Mehmet oğlu İskender Efendi, bu eşsiz lezzeti daha çok kişiye ulaştırabilmek için Bursa Kayhan Camiinin altındaki dükkânlarında müşterilerine sunmaya başlamış. İskender Efendi’nin oğullarından Nurettin Bey, 1930’lu yıllara gelindiğinde küçük kardeşi Cevat Bey ile birlikte bugünkü Atatürk Caddesi, Tayyare Kültür Merkezi yanındaki “Köşe Mavi Dükkân”a taşınarak, bu dükkânı işletmeye başlamış. O dükkân halen aynı yerinde faaliyetine devam ediyor. 2000 yılında vefat eden Cevat Bey’in çok önemli bir antika tabak koleksiyonu mevcut. Bu koleksiyon Cevat İskenderoğlu varislerinin restoranlarında, dekorasyonun önemli bir parçası olarak sergilenmeye devam ediyor.
Kayhan’daki ilk dükkanda koyu ahşap renk kullanılmışken, Atatürk Caddesi’ndeki küçük “Mavi Dükkan”da 1933’den beri üç renk hakim: mavi, açık gök mavi ve beyaz. Bu dükkanın önemli özelliklerinden birisi de döner kebap dışında başka, örneğin tatlı gibi, bir ürünün satılmaması. Bir diğer ilginç özellik ise buradaki formika masaların adlarının olması; örneğin duvara asılı gemi resminin altında “gemi dibi”, sürekli gelen müşterilerin ismini koyduğu “bizim masa”, “vantilatör altı” ve “kapı dibi” gibi. Dükkandaki masalarda su hala cam sürahilerde servis ediliyor. Bu dükkanı bugün Cevat Bey’in oğlu İskender İskenderoğlu işletiyor. İskender İskenderoğlu kardeşleri Neslihan ve İlgihan Hanımlar ile birlikte Susurluk Ulusoy, Bursa Korupark AVM ve Bursa Carrefour AVM’de olmak üzere toplam 4 şubeye sahipler. İskender ve türevli markalarının İskender Efendi’nin üçüncü kuşak diğer varisleri tarafından da kullanıldığı restoran işletmeleri mevcut.

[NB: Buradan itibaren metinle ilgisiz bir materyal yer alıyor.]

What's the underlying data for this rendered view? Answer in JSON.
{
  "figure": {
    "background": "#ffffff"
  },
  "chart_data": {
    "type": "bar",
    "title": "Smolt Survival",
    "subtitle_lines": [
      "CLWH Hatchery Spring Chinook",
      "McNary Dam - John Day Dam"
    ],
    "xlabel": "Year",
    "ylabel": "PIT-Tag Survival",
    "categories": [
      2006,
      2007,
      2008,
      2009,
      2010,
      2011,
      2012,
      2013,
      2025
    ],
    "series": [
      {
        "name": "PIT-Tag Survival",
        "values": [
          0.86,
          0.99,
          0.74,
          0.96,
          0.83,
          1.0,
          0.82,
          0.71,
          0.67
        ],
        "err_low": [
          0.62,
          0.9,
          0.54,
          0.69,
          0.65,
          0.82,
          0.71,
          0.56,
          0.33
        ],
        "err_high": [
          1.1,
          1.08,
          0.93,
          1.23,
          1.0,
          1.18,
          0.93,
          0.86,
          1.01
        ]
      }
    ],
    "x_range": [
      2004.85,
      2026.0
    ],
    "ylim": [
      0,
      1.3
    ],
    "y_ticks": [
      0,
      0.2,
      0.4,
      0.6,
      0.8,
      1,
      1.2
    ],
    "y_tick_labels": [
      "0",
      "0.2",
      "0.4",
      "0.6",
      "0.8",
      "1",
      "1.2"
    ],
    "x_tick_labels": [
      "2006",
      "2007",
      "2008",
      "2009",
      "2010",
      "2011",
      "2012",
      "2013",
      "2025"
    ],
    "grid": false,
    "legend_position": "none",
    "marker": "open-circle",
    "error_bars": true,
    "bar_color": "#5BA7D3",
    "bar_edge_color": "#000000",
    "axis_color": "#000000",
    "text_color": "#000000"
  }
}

İlginç bir not: İskender İskenderoğlu’ndan öğrendiğime göre kimilerinin İskender adıyla bildiği bu yemeğin adı aslında İskender değilmiş. İskender adı mekânlarının, markalarının adıymış. Yaptıkları yemeğin adının ise “Pideli Döner Kebabı” olduğunu özellikle vurguluyor. Hali hazırda restoranlarındaki menülerde de bu şekilde geçiyormuş.
Köklü bir marka olunca haliyle yurtiçi ve yurtdışı pek çok yayında da haber olmuşlar. İskender Efendi’nin üç erkek çocuğu; Nurettin, Süleyman ve Cevat İskenderoğlu Bursa Kayhan’da doğan bu lezzet mirasını bir fiil çalışarak bir sonraki nesillere aktarmayı başarmışlar. Bugünkü adı ile ‘’Döner Kebap” Türk ve Dünya mutfak kültürüne eşsiz bir damak keyfi katarak, asırlar boyunca sürecek, neredeyse Türkiye’nin adı ile anılmaya başlamış ve dünyaya yayılmış durumda.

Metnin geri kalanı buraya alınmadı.